Agents say that even with the city’s offices increasing capacity, buyers are betting that some form of hybrid work is here to stay. Even buyers who expect to go back into the office by the fall anticipate a hybrid work schedule or retain a fear that the country may slide back into another lockdown. It’s no longer about finding a home with one home office; now it’s two.
With the search for space and a higher degree of tolerance for a long commute, the biggest surprise has been serious action in far-flung towns away from train lines.
“A lot of buyers are saying, you know what, I’m never going back to the city full time,” said Cindy Kief, a Corcoran agent based in Irvington, New York. “So I don’t have a need to live within 40 minutes of Manhattan, I can move further north.”
A self-proclaimed “apartment kid” who grew up in Philadelphia and spent her adult life in New York, Agatha Schultz said her family never anticipated moving to the suburbs.
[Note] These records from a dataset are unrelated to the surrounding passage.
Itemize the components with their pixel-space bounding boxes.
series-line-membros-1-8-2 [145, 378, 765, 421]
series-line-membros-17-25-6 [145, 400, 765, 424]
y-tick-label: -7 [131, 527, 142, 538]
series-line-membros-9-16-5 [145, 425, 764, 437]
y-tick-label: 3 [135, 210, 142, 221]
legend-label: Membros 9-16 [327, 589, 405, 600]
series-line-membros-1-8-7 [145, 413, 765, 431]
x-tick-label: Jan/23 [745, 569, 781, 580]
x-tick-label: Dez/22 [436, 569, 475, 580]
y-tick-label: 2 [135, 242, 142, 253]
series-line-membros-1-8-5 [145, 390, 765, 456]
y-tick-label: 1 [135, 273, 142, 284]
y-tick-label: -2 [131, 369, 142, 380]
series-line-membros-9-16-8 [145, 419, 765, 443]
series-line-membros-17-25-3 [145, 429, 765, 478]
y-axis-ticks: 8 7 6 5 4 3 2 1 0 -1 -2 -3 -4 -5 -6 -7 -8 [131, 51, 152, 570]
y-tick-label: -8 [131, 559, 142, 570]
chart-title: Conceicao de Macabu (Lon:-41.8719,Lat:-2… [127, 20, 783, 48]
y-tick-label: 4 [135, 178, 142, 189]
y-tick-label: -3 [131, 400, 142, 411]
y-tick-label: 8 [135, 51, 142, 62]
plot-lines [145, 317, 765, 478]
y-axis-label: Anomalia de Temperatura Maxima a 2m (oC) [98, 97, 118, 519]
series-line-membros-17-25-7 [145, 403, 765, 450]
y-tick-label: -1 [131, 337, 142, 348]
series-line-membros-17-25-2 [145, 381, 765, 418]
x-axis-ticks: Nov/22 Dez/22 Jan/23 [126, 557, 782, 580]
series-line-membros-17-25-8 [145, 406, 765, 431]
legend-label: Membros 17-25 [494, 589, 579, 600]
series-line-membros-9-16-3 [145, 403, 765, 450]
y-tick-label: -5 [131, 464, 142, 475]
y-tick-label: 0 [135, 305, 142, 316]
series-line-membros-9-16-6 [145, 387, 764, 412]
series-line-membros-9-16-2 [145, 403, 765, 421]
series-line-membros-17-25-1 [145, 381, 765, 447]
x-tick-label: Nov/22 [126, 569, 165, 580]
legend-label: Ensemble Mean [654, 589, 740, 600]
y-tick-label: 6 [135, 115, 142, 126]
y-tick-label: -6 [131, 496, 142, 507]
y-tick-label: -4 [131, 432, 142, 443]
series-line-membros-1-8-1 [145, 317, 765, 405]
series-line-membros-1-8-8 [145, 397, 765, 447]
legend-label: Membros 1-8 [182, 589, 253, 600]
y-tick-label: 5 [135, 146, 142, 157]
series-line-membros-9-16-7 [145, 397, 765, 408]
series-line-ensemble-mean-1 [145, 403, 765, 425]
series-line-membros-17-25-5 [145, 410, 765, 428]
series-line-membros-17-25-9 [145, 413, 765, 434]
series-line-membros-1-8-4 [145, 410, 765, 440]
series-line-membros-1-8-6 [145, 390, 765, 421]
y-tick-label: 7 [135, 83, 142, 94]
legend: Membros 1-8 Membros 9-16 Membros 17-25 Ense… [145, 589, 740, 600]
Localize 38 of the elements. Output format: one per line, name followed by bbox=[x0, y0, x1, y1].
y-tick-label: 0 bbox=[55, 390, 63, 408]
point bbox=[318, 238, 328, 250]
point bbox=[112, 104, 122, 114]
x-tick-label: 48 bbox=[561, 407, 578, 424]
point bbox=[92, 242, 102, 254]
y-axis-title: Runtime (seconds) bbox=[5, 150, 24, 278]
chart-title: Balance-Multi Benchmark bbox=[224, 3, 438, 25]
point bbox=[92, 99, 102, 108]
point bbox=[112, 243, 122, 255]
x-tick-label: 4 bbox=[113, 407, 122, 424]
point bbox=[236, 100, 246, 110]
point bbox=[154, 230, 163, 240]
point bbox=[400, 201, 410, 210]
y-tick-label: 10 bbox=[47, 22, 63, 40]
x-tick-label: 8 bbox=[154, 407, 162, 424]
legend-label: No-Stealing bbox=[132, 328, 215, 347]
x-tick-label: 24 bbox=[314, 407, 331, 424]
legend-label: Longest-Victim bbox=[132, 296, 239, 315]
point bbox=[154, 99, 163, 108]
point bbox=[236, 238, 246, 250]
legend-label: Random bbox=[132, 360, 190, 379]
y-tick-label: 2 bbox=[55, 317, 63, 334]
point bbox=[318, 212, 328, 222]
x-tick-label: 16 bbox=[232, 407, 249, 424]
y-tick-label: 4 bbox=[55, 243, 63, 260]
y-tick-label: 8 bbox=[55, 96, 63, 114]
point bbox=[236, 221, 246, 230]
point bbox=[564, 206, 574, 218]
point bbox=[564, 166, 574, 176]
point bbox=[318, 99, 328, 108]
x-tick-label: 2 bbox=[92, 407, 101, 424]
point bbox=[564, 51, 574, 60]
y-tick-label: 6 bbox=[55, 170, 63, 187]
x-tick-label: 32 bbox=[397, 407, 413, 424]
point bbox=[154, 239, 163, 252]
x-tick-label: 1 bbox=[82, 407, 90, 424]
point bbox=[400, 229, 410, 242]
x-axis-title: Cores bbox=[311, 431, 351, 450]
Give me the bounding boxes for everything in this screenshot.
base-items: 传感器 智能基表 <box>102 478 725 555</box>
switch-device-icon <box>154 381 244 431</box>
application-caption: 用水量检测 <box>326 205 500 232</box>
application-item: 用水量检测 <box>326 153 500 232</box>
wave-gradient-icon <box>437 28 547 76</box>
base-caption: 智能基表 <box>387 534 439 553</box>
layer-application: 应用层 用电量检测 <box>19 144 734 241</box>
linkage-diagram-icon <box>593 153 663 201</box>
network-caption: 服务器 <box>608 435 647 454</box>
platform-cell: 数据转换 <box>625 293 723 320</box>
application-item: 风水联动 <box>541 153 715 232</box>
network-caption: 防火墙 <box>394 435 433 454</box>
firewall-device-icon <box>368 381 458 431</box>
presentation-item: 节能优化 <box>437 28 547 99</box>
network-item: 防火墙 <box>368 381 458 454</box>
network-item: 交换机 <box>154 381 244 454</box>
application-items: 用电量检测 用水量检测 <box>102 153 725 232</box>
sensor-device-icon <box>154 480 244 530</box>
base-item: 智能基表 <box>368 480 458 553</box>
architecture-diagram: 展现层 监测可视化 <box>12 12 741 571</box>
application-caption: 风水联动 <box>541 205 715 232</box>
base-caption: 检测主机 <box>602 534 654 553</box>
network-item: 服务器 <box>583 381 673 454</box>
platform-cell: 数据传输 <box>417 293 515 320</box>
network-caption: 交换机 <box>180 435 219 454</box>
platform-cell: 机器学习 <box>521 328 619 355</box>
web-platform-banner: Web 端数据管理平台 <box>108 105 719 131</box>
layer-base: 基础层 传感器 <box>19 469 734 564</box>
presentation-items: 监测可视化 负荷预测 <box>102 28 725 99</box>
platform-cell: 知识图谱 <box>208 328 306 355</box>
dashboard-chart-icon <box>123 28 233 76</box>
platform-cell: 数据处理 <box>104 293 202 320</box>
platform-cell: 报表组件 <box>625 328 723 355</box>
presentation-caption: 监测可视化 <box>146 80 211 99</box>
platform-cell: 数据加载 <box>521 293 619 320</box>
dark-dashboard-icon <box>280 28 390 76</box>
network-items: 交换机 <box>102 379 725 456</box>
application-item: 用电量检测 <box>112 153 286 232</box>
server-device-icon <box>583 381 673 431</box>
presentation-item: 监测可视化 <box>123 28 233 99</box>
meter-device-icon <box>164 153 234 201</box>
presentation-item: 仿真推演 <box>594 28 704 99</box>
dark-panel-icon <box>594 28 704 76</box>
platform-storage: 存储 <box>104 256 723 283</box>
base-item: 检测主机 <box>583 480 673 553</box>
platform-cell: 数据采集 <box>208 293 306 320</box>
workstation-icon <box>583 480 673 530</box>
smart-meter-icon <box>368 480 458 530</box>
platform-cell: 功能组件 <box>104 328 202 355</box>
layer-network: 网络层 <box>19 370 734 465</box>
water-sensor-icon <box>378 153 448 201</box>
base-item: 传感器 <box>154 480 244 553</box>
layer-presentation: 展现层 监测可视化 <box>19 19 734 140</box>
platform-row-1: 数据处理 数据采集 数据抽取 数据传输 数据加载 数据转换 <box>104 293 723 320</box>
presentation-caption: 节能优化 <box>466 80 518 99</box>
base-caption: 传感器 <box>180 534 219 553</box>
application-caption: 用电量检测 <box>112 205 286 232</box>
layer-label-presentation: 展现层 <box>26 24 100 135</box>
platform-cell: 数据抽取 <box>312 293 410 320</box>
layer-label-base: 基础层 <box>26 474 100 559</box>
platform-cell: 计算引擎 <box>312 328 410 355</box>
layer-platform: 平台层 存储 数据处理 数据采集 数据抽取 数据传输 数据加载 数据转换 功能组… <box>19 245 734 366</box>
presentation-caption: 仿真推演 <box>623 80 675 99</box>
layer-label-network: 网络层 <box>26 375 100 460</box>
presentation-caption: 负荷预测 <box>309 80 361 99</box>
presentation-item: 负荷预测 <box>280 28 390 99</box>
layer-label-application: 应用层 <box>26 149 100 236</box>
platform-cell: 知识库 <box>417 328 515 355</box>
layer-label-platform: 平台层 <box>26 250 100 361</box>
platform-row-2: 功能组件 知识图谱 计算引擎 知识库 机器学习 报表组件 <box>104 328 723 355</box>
But the pandemic changed things, and she and her family recently moved into a three-bedroom house in Katonah.
“All our friends have left,” she said. “Everyone was either on their way out, or the pandemic gave them a push. I feel like everyone we know bought a house this year. It’s crazy.”
Compass agent Rick Distel described weekend showings as “manic” in Roxbury, Connecticut — another destination traditionally considered a bit out of reach for city commuters.
“You get 15 minutes to go in and look and there’s a line in the driveway for the next showings,” he said.
After observing a circus of an open house nearby, one couple approached Distel, curious as to how much their own house might fetch in the current market. Their four-bedroom, 3,100-square-foot home — which, crucially, did not have a pool — sold in one day for $100,000 over ask at $1.35 million.
Agents across the tri-state area predict that demand at the current rate might endure for another six months to a year before leveling out to a more stable environment. But many claim to sense a change in tastes that could become a permanent consequence of the pandemic.
“Before the shutdown, everybody was talking about the generation that wants to live smaller, and travel more and not make their house their big expense, or their big investment,” Kief said. Now, the demand is for all-inclusive homes with space to stretch and amenities like a pool and home theater.
“It’s come back with a vengeance,” she said.